In a legislatively dismal year for ladies, the Notorious R.B.G. was a women’s rights rock; her scathing dissent of the Supreme Court’s asinine Hobby Lobby decision was just one of the many reasons we were reminded of how much we need her and her sharp-worded wit.
This year Roxane Gay blew the lid off feminist discourse, smartly weighing in on 2014’s fraught topics from Woody Allen and Bill Cosby, to the nude celebrity photo leak and Ferguson—a wonderful reminder that the best feminists are always bad feminists.

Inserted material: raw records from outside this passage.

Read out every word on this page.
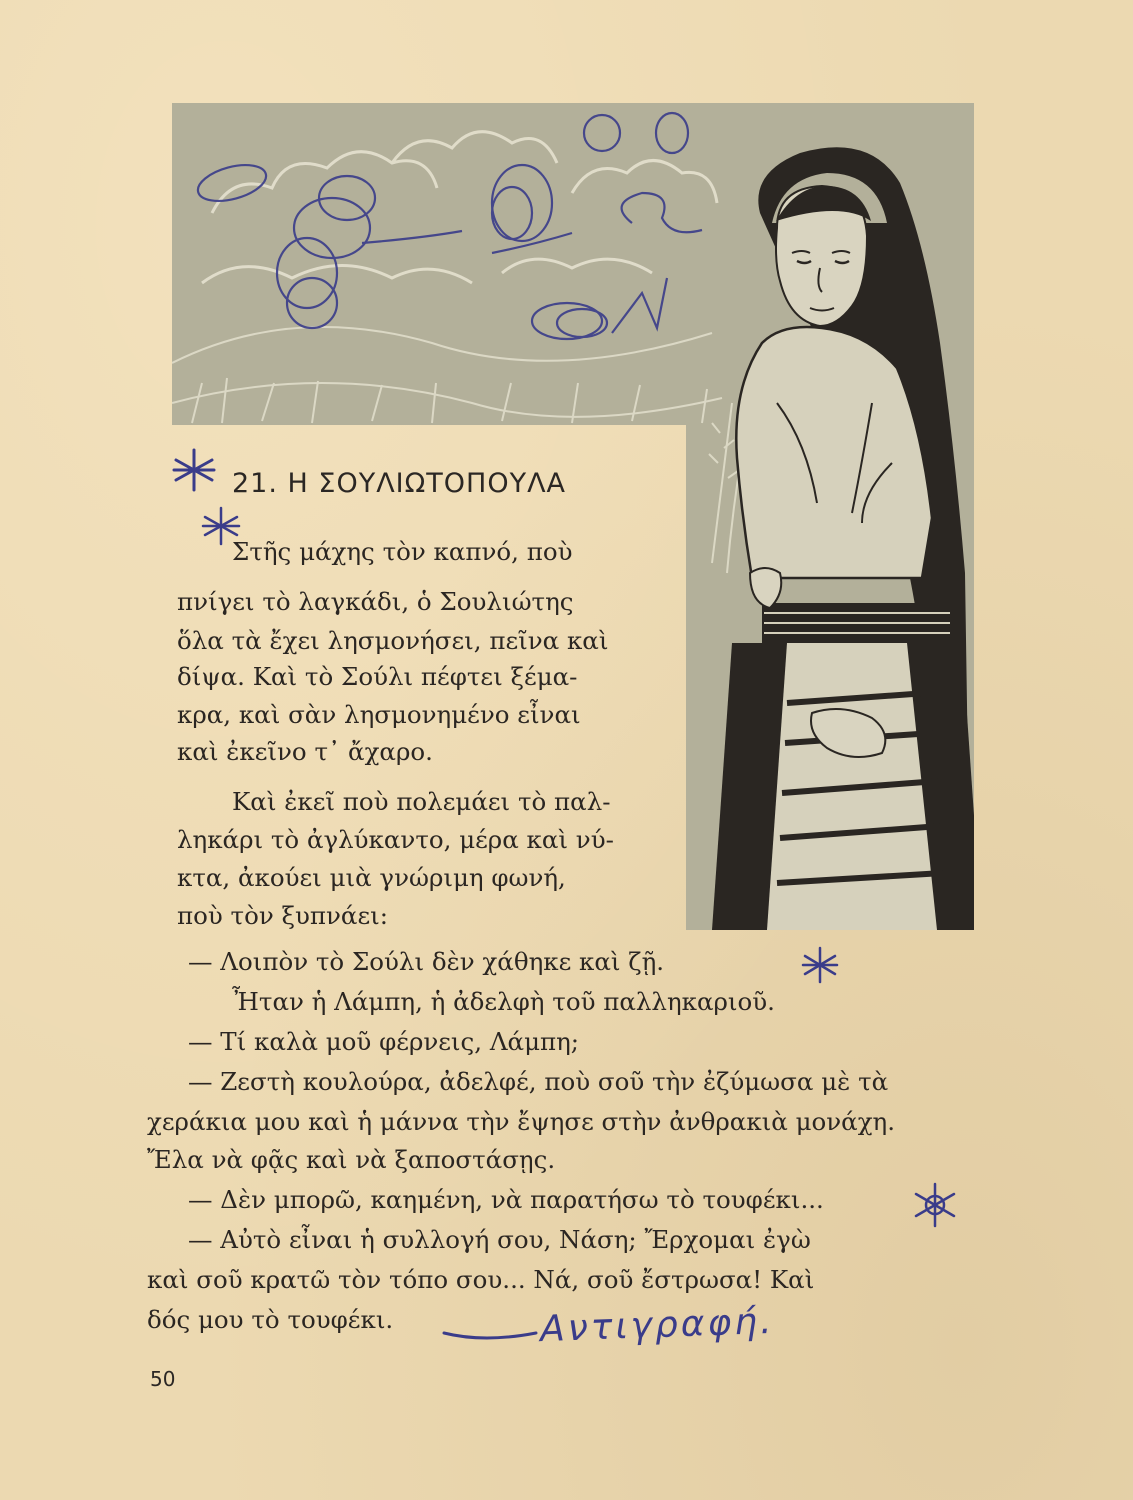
21. Η ΣΟΥΛΙΩΤΟΠΟΥΛΑ
Στῆς μάχης τὸν καπνό, ποὺ
πνίγει τὸ λαγκάδι, ὁ Σουλιώτης
ὅλα τὰ ἔχει λησμονήσει, πεῖνα καὶ
δίψα. Καὶ τὸ Σούλι πέφτει ξέμα-
κρα, καὶ σὰν λησμονημένο εἶναι
καὶ ἐκεῖνο τ᾽ ἄχαρο.
Καὶ ἐκεῖ ποὺ πολεμάει τὸ παλ-
ληκάρι τὸ ἀγλύκαντο, μέρα καὶ νύ-
κτα, ἀκούει μιὰ γνώριμη φωνή,
ποὺ τὸν ξυπνάει:
— Λοιπὸν τὸ Σούλι δὲν χάθηκε καὶ ζῇ.
Ἦταν ἡ Λάμπη, ἡ ἀδελφὴ τοῦ παλληκαριοῦ.
— Τί καλὰ μοῦ φέρνεις, Λάμπη;
— Ζεστὴ κουλούρα, ἀδελφέ, ποὺ σοῦ τὴν ἐζύμωσα μὲ τὰ
χεράκια μου καὶ ἡ μάννα τὴν ἔψησε στὴν ἀνθρακιὰ μονάχη.
Ἔλα νὰ φᾷς καὶ νὰ ξαποστάσῃς.
— Δὲν μπορῶ, καημένη, νὰ παρατήσω τὸ τουφέκι...
— Αὐτὸ εἶναι ἡ συλλογή σου, Νάση; Ἔρχομαι ἐγὼ
καὶ σοῦ κρατῶ τὸν τόπο σου... Νά, σοῦ ἔστρωσα! Καὶ
δός μου τὸ τουφέκι.	Αντιγραφή.
50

The Massachusetts senator is a progressive spitfire, bringing passion back to an apathetic Congress whether she’s fighting against big banks and Wall Street fat cats or the FDA’s discriminatory blood donation policies for gay and bisexual men.
The seasoned TV writer and showrunner of such series as Six Feet Under and United States of Tara finally went out on her own to create Transparent, one of the most poignant, fiercely honest family dramas on any screen in recent memory, about a Jewish family in L.A., each one of them struggling with a life transition, not least of whom, the father, a retired political-science professor who comes out as a transwoman.
Maryam Mirzahakhan, a Stanford mathematician who was the first woman to win the Fields medal, the most prestigious award in mathematics, debunking the sexist myth that the academic discipline is not “for girls”—ha!
Between Grey’s Anatomy, Scandal, and How to Get Away With Murder, Ms. Rhimes owns prime time, shining a desperately needed spotlight on women of color in the process.
All we’ve wanted for Christmas since 2005 was Sleater-Kinney to reunite and this year we finally got our wish. The grown-up riot grrrls are gracing us with a new album next month, and a tour, a bombastic treat we never thought we’d get.
On January 18, Sasheer Zamata became the first Black woman on SNL’s cast since Maya Rudolph left the show in 2007. This season, writer Leslie Jones was promoted from the writers room to featured player, as well, and Michael Che to the news desk, making this the sketch show’s most diverse cast in its nearly 40-year history.